The proposed management team for North America Cereal Co. will be announced at a later date.

North America Cereal Co. had estimated 2021 net sales of $2.4 billion and estimated EBITDA of approximately $250 million on an adjusted basis, based on preliminary allocation assumptions. The business is focused on ready-to-eat cereal in the U.S., Canada, and Caribbean

North America Cereal Co.’s portfolio is comprised of brands such as Kellogg’s, Frosted Flakes, Froot Loops, Mini-Wheats, Special K, Raisin Bran, Rice Krispies, Corn Flakes, Kashi and Bear Naked.

Plant Co.

Anchored by the MorningStar Farms brand, Plant Co. will offer a full portfolio of plant-based offerings across multiple product segments and eating occasions. Kellogg has grown MorningStar Farms steadily since its acquisition over 20 years ago, and the brand now has the highest share and household penetration in the frozen vegetarian/vegan category.

The proposed management team for Plant Co. will be announced at a later date.

Plant Co. had estimated 2021 net sales of $340 million and estimated EBITDA of approximately $50 million on an adjusted basis, based on preliminary allocation assumptions.

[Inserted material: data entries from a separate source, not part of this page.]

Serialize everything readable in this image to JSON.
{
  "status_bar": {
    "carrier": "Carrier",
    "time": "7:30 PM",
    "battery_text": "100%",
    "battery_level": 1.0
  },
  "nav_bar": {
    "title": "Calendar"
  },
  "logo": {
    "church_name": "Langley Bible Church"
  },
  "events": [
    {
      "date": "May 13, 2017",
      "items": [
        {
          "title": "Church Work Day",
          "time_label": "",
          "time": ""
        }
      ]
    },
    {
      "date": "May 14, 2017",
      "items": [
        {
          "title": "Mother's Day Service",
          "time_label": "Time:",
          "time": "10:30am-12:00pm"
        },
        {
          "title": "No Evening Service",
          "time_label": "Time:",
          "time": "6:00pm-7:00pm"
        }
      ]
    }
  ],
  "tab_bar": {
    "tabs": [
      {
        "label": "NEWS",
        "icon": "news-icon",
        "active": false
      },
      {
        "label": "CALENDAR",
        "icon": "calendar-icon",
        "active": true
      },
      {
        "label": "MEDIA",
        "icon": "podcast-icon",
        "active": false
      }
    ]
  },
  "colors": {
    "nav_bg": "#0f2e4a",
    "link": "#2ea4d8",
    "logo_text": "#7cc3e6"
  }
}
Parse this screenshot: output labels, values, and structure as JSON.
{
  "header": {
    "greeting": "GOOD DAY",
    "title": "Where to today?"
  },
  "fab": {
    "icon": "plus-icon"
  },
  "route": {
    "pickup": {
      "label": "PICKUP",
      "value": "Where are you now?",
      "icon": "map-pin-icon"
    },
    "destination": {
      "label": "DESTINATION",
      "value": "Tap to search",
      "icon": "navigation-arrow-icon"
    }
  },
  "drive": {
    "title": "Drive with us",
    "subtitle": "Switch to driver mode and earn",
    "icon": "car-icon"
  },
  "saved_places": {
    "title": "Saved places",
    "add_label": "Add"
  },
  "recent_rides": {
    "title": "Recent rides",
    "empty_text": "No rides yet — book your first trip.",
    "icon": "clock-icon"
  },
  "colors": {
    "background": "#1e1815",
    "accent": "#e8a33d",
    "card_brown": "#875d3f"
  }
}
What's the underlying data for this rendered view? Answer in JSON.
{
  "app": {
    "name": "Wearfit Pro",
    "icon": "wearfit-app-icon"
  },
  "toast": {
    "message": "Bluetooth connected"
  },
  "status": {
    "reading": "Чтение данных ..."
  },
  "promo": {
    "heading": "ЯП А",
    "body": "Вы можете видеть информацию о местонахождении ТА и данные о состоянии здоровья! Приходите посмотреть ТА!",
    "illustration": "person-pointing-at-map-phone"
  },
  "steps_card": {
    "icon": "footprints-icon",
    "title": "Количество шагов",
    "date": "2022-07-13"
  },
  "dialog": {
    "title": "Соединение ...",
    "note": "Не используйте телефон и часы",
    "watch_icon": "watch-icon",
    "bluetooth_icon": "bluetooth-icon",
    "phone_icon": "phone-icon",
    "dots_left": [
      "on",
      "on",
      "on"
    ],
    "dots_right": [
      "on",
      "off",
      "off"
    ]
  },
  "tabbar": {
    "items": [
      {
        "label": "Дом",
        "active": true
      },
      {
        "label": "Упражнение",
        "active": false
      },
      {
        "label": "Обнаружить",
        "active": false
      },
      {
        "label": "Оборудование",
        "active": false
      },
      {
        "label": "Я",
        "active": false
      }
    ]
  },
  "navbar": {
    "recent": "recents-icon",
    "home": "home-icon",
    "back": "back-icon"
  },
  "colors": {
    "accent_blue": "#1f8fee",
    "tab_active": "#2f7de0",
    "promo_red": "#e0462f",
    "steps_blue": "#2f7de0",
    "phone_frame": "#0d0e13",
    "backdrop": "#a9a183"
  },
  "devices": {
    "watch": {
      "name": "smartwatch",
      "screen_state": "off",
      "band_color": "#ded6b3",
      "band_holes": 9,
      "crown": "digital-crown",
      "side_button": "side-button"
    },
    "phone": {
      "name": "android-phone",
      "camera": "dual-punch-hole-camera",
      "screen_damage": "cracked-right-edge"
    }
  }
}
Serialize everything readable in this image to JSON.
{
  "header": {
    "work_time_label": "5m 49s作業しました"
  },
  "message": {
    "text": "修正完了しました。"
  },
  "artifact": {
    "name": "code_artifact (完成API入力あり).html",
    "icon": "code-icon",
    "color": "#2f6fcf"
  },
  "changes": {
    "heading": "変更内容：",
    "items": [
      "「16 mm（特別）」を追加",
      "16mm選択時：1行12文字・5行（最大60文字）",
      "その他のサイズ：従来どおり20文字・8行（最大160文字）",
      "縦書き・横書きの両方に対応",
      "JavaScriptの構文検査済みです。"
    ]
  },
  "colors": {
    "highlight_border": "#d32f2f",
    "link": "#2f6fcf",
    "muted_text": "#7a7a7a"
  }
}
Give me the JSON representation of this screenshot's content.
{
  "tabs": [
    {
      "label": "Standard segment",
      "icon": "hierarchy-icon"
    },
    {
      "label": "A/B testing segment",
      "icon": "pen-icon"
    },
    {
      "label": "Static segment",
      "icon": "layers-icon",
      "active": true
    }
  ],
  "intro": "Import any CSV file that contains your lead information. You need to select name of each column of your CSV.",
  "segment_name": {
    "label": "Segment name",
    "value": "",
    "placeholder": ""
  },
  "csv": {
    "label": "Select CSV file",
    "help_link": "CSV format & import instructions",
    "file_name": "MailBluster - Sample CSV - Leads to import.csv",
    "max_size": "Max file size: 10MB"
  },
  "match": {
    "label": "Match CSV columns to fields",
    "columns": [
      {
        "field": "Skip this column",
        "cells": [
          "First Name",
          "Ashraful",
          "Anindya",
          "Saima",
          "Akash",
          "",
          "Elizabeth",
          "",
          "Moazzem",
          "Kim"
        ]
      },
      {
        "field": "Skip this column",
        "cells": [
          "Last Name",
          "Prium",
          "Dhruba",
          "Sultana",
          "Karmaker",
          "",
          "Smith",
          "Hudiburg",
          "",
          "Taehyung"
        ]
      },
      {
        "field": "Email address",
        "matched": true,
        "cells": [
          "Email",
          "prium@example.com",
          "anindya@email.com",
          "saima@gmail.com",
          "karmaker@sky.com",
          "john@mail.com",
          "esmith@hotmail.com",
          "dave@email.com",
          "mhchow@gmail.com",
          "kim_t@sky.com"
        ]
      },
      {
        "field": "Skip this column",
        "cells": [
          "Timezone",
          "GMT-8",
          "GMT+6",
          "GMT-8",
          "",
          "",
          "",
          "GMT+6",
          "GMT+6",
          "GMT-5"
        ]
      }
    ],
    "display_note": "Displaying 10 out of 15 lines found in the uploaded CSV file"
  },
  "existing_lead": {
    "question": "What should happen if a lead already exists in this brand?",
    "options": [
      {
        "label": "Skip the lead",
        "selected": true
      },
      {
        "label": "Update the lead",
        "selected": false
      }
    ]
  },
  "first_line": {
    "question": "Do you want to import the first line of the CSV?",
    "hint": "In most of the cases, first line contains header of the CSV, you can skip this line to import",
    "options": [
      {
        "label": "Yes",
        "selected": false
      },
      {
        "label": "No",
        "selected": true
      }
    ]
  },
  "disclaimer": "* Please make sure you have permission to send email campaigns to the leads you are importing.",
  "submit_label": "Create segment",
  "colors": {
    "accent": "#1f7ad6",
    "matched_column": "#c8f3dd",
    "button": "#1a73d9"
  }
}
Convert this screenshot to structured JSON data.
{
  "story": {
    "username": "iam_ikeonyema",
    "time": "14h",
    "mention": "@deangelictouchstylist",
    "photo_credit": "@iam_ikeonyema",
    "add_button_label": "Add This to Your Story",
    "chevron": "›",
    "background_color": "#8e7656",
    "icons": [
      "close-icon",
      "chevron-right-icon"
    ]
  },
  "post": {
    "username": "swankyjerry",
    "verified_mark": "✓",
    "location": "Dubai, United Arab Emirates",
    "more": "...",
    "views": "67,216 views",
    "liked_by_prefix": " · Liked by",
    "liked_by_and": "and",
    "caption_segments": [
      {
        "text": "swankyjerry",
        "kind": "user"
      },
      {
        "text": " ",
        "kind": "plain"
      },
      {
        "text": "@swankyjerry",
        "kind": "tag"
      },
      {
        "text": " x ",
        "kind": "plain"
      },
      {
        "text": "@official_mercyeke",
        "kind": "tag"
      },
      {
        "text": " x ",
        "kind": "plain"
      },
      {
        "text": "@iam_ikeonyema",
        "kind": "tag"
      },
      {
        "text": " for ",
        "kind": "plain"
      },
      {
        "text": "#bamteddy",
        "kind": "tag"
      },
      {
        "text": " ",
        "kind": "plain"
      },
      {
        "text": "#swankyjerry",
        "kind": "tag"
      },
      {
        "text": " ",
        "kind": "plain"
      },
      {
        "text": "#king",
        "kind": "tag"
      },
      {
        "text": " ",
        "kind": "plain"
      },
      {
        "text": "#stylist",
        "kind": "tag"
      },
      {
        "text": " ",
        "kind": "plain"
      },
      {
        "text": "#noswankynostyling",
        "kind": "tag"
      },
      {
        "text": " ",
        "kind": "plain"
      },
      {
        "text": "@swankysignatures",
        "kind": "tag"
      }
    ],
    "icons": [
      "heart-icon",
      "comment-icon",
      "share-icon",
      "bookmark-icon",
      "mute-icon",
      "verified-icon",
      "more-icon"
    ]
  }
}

The business is currently focused on the U.S., Canada, and Caribbean.

All net sales and adjusted-basis EBITDA figures are based on the Company’s 2021 unaudited results derived from internal management reporting, further adjusted for splits by brands and markets, as well as preliminary cost and expense allocations, including corporate expenses. These figures will be refined prior to the transactions.

North America Cereal Co. and Plant Co. will both remain headquartered in Battle Creek. Global Snacking Co. will maintain dual campuses in Battle Creek and Chicago, with its corporate headquarters located in Chicago. Kellogg Co.’s three international regions’ headquarters in Europe, Latin America, and AMEA will remain in their current locations.

The company will provide updates throughout the process leading to the transactions. A dedicated website providing ongoing information about the transaction is available at unleashingourpotential.com.